Future work could consider additional patient features as well as the use of other clustering methods. By their construction, ML methods assign different assumptions on the data which are required to hold for the clustering to be optimal and valid. For example, k-means clustering assumes the data forms independent spherical groups with constant radius.18 While the purpose of the current study was to demonstrate a proof of concept of the approach using routine EHR data and standard methods, given that the final clustering approach achieved a silhouette score of 0.15 (ie, less than 1), it may be possible to find superior separation of clusters with additional methods.
The preprocessing assumptions made when performing the modelling have been explicitly demonstrated to have a large effect on the results, an observation which has not generally been presented within the majority of applied ML for healthcare literature. Addressing uncertainty via altering the analysis hypothesis, while possible, required being extremely precise. Notably, the example of ‘Given a patient is aged X, what is the probability they will have condition Y?’ is not the only query a lay practitioner may have when presented with analysis defining patient age clusters. This suggested the need for further research into how ML tools and results can be better disseminated and reliably scaled and applied across healthcare organisations. Considering PedMap4 as an example, uncertainty resulting from a broad hypothesis could be reduced by tailoring the application views even further, to be focused on ‘clinical questions’ such as the one considered in this paper. It should be noted that the challenges associated with preprocessing ICD diagnosis codes are not unique to the analysis presented or dataset used and are prevalent throughout clinical informatic applications. Considering how to remove such biases and derive independent data representations that ‘truly’ reflect the holistic health status of patients (including diagnosis) is an interesting avenue of future work which may improve the results of the analysis presented in this paper.

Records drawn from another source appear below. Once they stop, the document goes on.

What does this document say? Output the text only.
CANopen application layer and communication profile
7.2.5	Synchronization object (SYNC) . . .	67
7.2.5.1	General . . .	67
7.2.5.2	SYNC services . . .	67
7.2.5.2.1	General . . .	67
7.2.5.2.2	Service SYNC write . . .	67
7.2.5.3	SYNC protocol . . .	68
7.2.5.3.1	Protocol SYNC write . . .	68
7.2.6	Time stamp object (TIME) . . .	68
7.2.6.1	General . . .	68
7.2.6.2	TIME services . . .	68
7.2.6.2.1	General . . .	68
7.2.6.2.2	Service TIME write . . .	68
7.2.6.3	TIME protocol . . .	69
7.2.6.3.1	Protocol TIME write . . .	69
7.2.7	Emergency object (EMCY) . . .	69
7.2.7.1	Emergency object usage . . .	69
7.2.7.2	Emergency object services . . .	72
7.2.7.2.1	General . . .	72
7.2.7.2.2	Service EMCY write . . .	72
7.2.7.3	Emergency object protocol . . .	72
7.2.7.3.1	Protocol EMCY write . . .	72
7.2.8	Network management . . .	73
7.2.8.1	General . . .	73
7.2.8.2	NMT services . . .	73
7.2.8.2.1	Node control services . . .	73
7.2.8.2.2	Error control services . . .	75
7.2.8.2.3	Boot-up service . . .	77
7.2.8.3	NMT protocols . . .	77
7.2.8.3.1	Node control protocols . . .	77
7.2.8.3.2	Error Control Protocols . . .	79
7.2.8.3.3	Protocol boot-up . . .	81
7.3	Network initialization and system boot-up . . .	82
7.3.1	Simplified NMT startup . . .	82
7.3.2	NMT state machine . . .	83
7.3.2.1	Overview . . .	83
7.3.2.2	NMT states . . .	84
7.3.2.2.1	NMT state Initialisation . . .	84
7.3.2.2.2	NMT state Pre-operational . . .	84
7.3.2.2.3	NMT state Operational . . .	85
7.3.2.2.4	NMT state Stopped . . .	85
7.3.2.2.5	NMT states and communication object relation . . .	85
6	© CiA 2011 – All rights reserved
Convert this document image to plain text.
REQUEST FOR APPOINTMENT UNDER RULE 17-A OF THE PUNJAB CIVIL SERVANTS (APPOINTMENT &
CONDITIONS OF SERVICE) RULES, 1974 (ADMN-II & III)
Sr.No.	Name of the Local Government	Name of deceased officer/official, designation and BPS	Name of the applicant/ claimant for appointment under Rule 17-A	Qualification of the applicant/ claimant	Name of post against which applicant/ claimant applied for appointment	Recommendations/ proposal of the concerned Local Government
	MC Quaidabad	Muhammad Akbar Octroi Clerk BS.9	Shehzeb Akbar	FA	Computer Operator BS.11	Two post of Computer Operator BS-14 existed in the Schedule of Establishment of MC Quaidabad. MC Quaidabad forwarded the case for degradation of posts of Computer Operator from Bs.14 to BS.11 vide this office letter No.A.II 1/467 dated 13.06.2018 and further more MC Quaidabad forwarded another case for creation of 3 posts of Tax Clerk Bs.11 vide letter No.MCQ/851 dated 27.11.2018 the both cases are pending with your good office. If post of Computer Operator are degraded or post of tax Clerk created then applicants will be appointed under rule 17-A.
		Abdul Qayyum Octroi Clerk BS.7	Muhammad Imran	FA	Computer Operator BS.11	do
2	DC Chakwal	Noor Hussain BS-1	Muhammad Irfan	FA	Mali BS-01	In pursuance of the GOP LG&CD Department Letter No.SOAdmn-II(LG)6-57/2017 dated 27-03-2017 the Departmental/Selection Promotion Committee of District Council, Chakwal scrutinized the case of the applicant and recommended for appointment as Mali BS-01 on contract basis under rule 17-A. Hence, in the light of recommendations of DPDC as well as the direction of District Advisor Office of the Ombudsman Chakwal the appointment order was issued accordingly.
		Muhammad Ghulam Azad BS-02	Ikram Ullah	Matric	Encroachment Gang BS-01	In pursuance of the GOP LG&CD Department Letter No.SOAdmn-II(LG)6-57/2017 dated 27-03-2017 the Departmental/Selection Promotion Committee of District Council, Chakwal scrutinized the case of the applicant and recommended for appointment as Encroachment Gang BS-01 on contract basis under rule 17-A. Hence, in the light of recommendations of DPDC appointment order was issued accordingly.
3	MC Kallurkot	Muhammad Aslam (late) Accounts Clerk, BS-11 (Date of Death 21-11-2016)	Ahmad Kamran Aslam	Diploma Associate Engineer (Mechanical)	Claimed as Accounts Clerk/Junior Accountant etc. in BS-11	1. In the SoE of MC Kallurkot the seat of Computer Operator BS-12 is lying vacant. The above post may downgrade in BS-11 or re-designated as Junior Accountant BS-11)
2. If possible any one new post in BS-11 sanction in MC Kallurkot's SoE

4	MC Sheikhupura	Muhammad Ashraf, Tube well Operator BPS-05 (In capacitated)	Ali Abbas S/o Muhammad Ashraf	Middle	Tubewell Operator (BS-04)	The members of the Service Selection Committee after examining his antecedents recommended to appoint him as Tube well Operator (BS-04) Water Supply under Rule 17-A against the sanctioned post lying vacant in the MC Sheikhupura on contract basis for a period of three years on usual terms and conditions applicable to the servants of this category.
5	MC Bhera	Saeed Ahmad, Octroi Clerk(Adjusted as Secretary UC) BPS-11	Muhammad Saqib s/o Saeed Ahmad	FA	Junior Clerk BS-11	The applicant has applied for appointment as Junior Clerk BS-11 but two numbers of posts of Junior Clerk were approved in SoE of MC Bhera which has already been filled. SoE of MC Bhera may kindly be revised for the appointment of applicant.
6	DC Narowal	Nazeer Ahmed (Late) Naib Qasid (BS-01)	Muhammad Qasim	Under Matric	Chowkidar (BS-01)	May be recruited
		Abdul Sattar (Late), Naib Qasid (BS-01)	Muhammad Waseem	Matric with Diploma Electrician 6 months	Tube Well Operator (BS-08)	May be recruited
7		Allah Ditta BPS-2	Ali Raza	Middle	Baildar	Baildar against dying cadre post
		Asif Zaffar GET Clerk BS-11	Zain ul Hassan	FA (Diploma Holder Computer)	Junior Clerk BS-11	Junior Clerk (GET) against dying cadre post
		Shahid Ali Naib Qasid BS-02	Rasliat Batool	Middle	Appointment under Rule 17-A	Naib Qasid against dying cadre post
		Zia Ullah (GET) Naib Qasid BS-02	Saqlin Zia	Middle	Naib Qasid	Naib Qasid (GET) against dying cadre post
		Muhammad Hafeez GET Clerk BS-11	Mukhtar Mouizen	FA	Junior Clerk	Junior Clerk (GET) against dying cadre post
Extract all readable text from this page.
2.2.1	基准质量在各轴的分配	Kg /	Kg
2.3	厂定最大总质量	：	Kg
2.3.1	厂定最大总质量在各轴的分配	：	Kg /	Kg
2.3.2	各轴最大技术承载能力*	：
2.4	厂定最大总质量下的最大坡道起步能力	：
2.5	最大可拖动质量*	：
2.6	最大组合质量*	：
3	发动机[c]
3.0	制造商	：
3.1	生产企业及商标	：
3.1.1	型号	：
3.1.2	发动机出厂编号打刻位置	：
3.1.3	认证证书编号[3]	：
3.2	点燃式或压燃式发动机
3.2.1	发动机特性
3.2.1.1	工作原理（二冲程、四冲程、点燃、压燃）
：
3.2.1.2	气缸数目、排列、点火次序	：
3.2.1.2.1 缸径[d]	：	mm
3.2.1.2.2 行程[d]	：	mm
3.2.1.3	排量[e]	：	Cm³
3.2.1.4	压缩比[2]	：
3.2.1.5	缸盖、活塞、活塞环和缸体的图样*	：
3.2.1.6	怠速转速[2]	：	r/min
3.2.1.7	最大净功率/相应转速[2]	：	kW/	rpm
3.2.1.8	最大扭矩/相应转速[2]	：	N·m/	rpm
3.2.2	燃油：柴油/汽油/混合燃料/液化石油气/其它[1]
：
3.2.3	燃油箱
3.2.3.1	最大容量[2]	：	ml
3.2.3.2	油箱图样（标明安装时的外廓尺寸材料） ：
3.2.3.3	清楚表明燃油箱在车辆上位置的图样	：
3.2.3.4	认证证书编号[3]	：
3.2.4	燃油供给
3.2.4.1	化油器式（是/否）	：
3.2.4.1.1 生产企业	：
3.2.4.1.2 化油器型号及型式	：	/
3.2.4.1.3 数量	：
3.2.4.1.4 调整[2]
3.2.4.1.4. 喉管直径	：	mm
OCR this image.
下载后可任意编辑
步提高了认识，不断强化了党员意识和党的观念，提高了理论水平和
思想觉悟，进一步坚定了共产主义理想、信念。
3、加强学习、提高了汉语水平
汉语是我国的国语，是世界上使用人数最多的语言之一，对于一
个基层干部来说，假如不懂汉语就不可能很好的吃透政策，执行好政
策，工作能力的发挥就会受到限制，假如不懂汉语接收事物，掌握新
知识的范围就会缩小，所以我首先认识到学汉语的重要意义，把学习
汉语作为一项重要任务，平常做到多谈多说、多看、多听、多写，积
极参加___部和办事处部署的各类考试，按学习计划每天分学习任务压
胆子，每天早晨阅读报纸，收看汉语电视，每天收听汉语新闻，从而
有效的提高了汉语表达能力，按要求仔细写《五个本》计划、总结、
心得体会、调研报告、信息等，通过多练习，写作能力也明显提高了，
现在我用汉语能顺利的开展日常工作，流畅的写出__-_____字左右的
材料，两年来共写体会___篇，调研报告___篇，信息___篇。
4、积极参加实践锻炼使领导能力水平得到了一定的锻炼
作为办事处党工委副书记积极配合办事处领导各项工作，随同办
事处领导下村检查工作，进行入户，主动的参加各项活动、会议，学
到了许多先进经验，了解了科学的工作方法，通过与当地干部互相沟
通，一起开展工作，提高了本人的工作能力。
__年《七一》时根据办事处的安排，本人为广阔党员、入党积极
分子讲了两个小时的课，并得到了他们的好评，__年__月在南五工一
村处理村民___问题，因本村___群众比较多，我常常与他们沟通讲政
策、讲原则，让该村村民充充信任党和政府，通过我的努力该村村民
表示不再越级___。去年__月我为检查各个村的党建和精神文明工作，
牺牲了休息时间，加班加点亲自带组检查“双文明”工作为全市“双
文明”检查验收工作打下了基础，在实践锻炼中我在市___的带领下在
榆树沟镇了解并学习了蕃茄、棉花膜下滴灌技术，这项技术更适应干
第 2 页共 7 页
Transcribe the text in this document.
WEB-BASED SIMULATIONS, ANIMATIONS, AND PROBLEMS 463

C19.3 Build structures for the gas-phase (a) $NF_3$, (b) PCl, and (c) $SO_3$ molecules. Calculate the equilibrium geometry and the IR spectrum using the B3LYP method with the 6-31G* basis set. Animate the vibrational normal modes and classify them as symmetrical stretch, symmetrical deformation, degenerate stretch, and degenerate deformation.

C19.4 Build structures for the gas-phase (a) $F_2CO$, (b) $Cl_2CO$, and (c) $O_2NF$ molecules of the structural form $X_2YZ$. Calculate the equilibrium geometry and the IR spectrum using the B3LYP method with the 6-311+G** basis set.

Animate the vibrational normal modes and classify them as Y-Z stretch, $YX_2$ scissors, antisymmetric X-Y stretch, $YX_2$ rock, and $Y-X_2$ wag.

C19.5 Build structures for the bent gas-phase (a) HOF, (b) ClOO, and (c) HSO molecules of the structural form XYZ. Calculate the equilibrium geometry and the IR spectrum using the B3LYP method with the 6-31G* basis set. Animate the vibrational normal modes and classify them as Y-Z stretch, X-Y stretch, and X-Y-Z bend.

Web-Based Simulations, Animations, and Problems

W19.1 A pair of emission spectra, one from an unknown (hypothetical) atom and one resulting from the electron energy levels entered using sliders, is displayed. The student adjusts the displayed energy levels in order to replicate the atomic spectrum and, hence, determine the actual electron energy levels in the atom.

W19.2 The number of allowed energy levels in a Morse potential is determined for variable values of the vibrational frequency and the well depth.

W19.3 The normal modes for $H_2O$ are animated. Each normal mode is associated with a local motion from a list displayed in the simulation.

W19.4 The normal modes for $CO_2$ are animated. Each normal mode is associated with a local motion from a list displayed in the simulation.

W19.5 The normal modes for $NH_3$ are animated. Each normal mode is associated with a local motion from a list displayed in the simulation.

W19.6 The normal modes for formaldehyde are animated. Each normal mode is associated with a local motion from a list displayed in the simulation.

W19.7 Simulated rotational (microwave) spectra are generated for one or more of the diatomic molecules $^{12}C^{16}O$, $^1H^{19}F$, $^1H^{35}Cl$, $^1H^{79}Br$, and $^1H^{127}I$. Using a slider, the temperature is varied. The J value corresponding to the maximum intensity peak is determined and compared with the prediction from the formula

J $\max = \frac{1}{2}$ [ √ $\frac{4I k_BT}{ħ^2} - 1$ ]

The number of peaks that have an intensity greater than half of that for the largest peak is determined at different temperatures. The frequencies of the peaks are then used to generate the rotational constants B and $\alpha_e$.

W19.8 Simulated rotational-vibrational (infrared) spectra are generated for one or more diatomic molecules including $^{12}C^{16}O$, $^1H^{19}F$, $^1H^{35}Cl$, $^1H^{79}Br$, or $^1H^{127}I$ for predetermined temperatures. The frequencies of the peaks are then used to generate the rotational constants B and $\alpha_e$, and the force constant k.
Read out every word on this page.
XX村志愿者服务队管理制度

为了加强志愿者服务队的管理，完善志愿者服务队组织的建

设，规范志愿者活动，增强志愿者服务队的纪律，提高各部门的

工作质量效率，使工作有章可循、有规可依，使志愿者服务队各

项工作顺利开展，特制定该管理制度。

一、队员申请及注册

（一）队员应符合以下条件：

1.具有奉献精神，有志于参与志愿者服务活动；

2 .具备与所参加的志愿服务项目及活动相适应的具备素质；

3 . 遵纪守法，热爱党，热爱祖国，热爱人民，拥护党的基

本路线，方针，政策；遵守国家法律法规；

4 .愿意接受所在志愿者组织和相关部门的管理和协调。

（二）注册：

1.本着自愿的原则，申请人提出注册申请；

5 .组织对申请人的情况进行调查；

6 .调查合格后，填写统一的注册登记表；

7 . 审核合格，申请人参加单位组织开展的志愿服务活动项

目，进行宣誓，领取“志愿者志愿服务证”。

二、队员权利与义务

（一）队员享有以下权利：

Bayesian analysis has been generally conceived as difficult and subjective however, the results of the current study have demonstrated that even engaging with the Bayesian framework (without performing any Bayesian inferences) was intuitive and could prevent over interpretation of results. Rather than point estimates of clusters (such as those provided in PedMap), a distribution of clusters could be provided as output, such as that provided in figure 2. In the absence of techniques to directly remove the bias arising from preprocessing assumptions, a Bayesian inference approach to defining this uncertainty would be an interesting next step. Additional interesting avenues of future work might be to focus on expanding the ‘plug and play’ ML APIs to allow practitioners to incorporate Bayesian uncertainties over preprocessing steps, with only an introductory understanding of Bayesian inference.